47. "Barışma"

10.3K 472 350
                                    

Rubby'nin Ağzından

Aynada kendi kendime yavşama olayıma devam ederken zil çaldı. Malum, 14 Şubat yaklaşıyor.

Tabii insan yoklukta olunca.

İç sesimi umursamayarak merdivenlerden indim ve kapıyı açtım. Karşımda peluş bir öküz duruyordu.

Hayır, Justin'den bahsetmiyorum. Gerçekten oyuncak bir öküz duruyordu.
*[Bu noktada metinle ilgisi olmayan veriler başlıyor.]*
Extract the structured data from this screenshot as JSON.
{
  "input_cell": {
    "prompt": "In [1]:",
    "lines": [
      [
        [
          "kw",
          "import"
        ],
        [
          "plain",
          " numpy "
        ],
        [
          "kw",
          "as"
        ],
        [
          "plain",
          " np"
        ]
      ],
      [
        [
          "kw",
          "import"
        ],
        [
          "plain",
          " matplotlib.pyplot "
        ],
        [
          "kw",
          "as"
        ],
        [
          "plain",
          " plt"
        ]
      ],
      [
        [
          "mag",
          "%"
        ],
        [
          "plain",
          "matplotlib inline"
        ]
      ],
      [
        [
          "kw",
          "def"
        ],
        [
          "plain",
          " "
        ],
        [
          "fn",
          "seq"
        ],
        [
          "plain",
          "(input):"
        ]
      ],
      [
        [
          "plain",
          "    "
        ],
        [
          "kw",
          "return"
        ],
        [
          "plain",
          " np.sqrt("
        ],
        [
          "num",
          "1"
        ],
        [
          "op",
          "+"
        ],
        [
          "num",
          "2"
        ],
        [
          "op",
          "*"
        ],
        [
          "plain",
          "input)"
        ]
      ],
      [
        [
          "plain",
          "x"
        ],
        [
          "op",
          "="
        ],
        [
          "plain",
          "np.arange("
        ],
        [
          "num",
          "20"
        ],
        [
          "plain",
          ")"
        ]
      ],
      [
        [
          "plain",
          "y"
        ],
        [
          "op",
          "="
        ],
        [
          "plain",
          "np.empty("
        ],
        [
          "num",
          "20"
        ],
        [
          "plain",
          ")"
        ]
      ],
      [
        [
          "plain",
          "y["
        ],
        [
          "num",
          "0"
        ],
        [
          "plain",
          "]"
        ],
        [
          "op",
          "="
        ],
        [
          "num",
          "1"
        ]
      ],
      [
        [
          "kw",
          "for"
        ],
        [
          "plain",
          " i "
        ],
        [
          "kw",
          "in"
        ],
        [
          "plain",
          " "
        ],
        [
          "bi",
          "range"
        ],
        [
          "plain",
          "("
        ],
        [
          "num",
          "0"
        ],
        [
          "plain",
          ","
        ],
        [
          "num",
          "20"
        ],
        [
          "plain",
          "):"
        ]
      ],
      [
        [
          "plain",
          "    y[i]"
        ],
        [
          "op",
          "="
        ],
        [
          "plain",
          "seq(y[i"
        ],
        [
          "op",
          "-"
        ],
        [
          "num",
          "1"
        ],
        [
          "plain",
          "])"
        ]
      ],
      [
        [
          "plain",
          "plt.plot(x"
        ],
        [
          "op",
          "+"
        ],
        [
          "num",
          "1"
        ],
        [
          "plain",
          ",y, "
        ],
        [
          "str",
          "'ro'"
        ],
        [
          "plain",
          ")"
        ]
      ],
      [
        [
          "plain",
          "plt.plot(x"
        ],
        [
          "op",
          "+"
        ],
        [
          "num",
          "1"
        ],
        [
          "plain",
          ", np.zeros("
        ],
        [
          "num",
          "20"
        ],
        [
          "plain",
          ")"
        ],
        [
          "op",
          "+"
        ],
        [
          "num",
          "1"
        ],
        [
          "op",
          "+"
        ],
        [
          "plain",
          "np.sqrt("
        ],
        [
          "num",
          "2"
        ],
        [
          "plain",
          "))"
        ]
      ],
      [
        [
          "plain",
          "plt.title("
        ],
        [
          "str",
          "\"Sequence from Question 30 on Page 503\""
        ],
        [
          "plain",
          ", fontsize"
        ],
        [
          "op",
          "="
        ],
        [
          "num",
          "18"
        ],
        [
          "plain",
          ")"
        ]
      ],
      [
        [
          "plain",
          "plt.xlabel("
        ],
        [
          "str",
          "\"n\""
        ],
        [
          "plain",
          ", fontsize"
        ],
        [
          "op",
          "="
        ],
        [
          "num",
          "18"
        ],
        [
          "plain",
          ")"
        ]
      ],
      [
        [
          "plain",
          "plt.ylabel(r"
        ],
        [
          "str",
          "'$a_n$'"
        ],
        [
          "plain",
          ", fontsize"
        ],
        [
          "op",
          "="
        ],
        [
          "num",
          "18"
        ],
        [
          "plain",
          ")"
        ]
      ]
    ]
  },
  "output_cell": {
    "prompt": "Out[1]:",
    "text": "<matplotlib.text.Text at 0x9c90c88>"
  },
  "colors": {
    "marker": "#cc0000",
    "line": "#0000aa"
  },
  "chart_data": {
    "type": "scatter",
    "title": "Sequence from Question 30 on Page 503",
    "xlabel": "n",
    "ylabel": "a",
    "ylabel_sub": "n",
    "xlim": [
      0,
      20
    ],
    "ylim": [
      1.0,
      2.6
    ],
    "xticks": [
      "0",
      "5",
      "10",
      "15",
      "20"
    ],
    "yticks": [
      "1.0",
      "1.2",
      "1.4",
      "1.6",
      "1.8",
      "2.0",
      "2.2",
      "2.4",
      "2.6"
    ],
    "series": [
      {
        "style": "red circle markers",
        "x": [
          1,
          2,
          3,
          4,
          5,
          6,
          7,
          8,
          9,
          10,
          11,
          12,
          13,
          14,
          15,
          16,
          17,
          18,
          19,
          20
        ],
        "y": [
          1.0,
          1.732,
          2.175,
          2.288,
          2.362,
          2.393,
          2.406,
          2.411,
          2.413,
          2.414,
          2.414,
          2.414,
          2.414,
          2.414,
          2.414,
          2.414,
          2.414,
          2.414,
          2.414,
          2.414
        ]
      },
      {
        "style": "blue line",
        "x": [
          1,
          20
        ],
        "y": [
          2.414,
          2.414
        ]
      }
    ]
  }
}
Öküzü tutan kişi suratını gösterdiğinde Justin'in olmasını umut ettiğim ifadenin Ben'e ait olduğunu görünce moralim bozuldu.

"Bak," dedim ellerimi Ben'in omzuna koyarken.

"Aramızda geçen şeyler, sadece tek seferlik bir yemekti. Tamam mı? Seni kırmamak için geldim ona da. Sülük gibi yapışma hemen."

Gözlerini devirdi.

"İnsan bir içeriye davet eder Rubby. Misafirin gelmiş değil mi?"

Beni iterek salondaki en sevdiğim koltuğuma yayıldığında kaşlarımı çatarak onu süzdüm. Ona olan bakışlarımı görünce derin bir nefes aldı ve sanki ona çok zor gelen bir konuşma yapacakmışçasına bana baktı.

"Bak Ruby, biliyorum bana aşıksın. Başlarda ben de sana karşı boş değildim ama benim bir sevgilim var. Bunu ona yapamam. Addison'la daha yeni çıkmaya başladık."

Kaşlarımı çatarak ona baktım. Ben-Addison. Addison-Ben. BenSon.

Addison'ın gerizekalı olduğunu biliyordum da, bu kadar olabileceğini hiç düşünmemiştim.

"Justin'in haberi var mı?" diye sordum hızla.

"Bilmiyor."

Omuz silktiğinde devam etti.

"Zaten öğrense siker beni herhalde. Önce sen, sonra Addison. Ee, tabi ondan daha yakışıklı, daha karizmatik, daha seksi ve daha tapılası birinin olduğunu öğrenince sinirlenmesi normal."

Dediğini umursamayarak sabahtan beri aklımda olan soruyu sordum.

"Madem yavşamayacaksın, neden geldin?"

"Victoria's Secret'ın tekrarı varmış. Elektrik faturası çok gelmesin diye senden izleyeyim dedim."

Tam kanalı değiştirip VS showu açtığında kapı çaldı

 Karşımda Justin'i görmemle hem kızgın, hem mutlu, hem heyecenlı, hem şaşırmış, hem üzgün, hem düşünceli hem de aç hissettim.

Çünkü ben her zaman açım.

Kapıyı tutarak kendi suratına hızla çarptı.

Evet Justin kapıyı kendi suratına çarptı.

Ve gene evet bu sahne bana bir yerlerden tanıdık geliyor.

Zili tekrar çaldığında gözlerimi devirerek kapıyı açtım.

"İçinde kalmasın diye kapıyı suratıma çarptım." dedi açıklama yaparak.

"Manyak mısın Justin?"

Tek kaşımı kaldırıp onu süzdüğümde dişlerinin arasından mırıldandı.

"Bana öyle bakma, korkuyorum."

"Nasıl bakmayayım?"

Bu sefer iki kaşımı birden kaldırıp merakla sorduğumda içimi eritecek türden bir cevap verdi, ama çaktırmadım tabii ki.

"Bana karşı hiç bir duygu hissetmiyormuş gibi bakma Ruby. Sanki beni hiç sevmiyormuşsun ya da sevmemişsin gibi bakma. Seni kaybetmekten korkuyorum."